Iggy Pop grew up in a trailer park in Ypsilanti, Michigan. He said of his parents, “I got a lot of care. They helped me explore anything I was interested in. This culminated in their evacuation from the master bedroom in the trailer, because that was the only room big enough for my drum kit. They gave me their
bedroom.” Ypsilanti is 65 miles south of Flint and gets water from the Detroit River. The water is considered hard to very hard.

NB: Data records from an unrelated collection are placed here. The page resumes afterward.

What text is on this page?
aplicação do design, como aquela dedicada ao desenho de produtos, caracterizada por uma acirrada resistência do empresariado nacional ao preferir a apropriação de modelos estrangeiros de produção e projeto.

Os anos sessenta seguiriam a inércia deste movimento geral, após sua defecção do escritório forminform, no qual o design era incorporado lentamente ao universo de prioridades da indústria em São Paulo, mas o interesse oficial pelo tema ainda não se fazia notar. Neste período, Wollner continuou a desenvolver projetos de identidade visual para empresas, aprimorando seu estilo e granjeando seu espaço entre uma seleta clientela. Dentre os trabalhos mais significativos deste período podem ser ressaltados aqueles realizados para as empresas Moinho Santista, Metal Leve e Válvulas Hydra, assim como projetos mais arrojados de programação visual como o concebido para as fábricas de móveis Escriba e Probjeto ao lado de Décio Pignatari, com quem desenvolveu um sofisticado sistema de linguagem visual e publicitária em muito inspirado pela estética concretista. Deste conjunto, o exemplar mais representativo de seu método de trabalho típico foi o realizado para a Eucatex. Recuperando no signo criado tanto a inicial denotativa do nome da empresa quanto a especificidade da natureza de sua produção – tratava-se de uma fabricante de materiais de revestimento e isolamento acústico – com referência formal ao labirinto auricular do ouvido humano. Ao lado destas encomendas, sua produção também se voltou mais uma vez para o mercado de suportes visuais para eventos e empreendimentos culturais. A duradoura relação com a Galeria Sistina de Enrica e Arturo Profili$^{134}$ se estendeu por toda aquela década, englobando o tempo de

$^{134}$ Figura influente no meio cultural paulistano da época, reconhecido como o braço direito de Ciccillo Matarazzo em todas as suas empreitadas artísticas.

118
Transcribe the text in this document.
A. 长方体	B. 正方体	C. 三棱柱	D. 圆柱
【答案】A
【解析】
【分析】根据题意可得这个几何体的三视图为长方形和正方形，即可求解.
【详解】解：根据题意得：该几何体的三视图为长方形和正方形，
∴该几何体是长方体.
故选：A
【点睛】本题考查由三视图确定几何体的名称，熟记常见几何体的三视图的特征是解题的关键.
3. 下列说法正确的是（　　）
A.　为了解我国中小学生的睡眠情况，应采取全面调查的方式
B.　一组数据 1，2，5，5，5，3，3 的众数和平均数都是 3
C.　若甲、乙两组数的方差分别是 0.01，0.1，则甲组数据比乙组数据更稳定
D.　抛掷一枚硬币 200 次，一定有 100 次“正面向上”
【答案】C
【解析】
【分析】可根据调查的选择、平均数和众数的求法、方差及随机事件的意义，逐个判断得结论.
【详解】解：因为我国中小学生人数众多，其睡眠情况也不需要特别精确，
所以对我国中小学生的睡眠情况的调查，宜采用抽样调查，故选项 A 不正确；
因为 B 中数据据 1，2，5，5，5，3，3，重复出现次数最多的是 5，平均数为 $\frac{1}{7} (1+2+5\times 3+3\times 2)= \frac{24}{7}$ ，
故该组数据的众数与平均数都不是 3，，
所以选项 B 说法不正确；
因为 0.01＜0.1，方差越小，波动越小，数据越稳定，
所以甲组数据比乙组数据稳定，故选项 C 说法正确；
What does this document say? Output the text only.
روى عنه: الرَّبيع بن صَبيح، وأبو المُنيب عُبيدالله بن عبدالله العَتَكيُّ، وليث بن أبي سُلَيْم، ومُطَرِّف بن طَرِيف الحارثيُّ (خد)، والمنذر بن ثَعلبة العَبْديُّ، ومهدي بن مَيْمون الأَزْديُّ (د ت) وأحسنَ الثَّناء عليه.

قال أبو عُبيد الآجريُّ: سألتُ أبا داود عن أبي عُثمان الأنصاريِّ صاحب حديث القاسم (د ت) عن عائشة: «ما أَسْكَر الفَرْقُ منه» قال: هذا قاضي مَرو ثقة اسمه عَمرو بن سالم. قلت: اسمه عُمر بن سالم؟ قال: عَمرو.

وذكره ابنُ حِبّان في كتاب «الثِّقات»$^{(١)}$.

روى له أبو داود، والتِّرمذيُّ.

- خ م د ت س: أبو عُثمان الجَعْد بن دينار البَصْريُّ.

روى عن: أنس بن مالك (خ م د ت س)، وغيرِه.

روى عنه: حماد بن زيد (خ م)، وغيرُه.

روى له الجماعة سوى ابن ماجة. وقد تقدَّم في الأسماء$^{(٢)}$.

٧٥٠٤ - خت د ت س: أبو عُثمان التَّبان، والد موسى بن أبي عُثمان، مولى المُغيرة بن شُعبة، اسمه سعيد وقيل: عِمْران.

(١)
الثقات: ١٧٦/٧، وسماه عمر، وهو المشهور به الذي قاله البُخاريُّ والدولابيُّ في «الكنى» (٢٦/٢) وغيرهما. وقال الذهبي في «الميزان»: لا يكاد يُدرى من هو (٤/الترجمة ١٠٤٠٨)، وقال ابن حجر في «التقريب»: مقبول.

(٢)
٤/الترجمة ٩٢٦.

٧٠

During the United States 2003 invasion of Iraq, U.S. general Tommy Franks said “we don’t do body counts.” Two years later it was revealed that the U.S. did do body counts. Franks graduated from Robert E. Lee High School in Midland, Texas, one year ahead of former first lady Laura Bush. In 2008 Franks charged a wounded veteran charity $100,000 to use his name. It was later discovered that the charity – Coalition to Salute America’s Heroes – was spending approximately 25% on its mission while providing lavish salaries, perks, and retirement payments to its executives. Roger Chapin, the founder, lives in a mansion in San Diego. San Diego gets half its water from the Colorado River 171 miles to the east, and half from Lake Oroville, 577 miles to the north.
Robert E. Lee was buried in bare feet because his coffin was too small.
On the January 24, 2020 “Body Count” episode of Radiolab, the reporters attempt to visualize a pile of everyone who has ever died, and a pile of everyone alive, and ask, which one is bigger? No spoilers. In Annie Dillard’s book For the Time Being she notes if you stacked four bodies in every car at the Los Angeles Airport you could fit “all the corpses from the firestorm bombing of Tokyo in March, 1945.”
The website 411mania gave the 2011 first-person shooter video game Operation Body Count a rating of 3/10, stating that the game should have focused on “fun, over the top kills.”
Iraqbodycount.com reports that the U.S. military was responsible for 37% of violent civilian deaths in Iraq from 2003-05, and that “children were disproportionately affected by all explosive devices (including cluster bombs).”
General Motors was one of the primary polluters to the Flint River. They razed their factories and sold the land to Flint for $1. Now taxpayers are paying to clean up the sites. The Flint Journal reported 81 dumps and landfills in various stages of cleanup in the Flint area.
Jennymccarthybodycount.com lists 9,028 deaths from June, 2007 – July, 2015, that are attributable to unvaccinated people dying of common diseases such as measles and mumps. McCarthy, an anti- vaccination advocate, is married to Donnie Wahlberg who played Booker in the 1998 movie Body Count.
During World War II, General Motors retooled key foreign subsidiaries in order to provide trucks and airplanes for the Nazi army. Albert Speer, a close ally to Adolph Hitler, told the author Bradford Snell that Hitler “would never have considered invading Poland” without synthetic fuel technology provided to them by General Motors. The U.S. government paid GM $32 million for damaging their facilities while bombing Germany. The per capita water use in Germany is less than half that of the United States.
Beneath the Planet of the Apes star and National Rifle Association President Charlton Heston recited the lyrics to Body Count’s Cop Killer routinely during speeches and other public appearances. In 1997 he said “I don’t think rock music has any positive function.” He was later diagnosed with prostate cancer.
Criminal cases have been sought against 15 local and state officials for their role in the Flint crisis. Only state epidemiologist Corinne Miller has been found guilty. She purposely withheld information that Legionnaires’ disease was spreading through the community, and that Flint River water was the likely source. Twelve people died. Miller was sentenced to one year probation.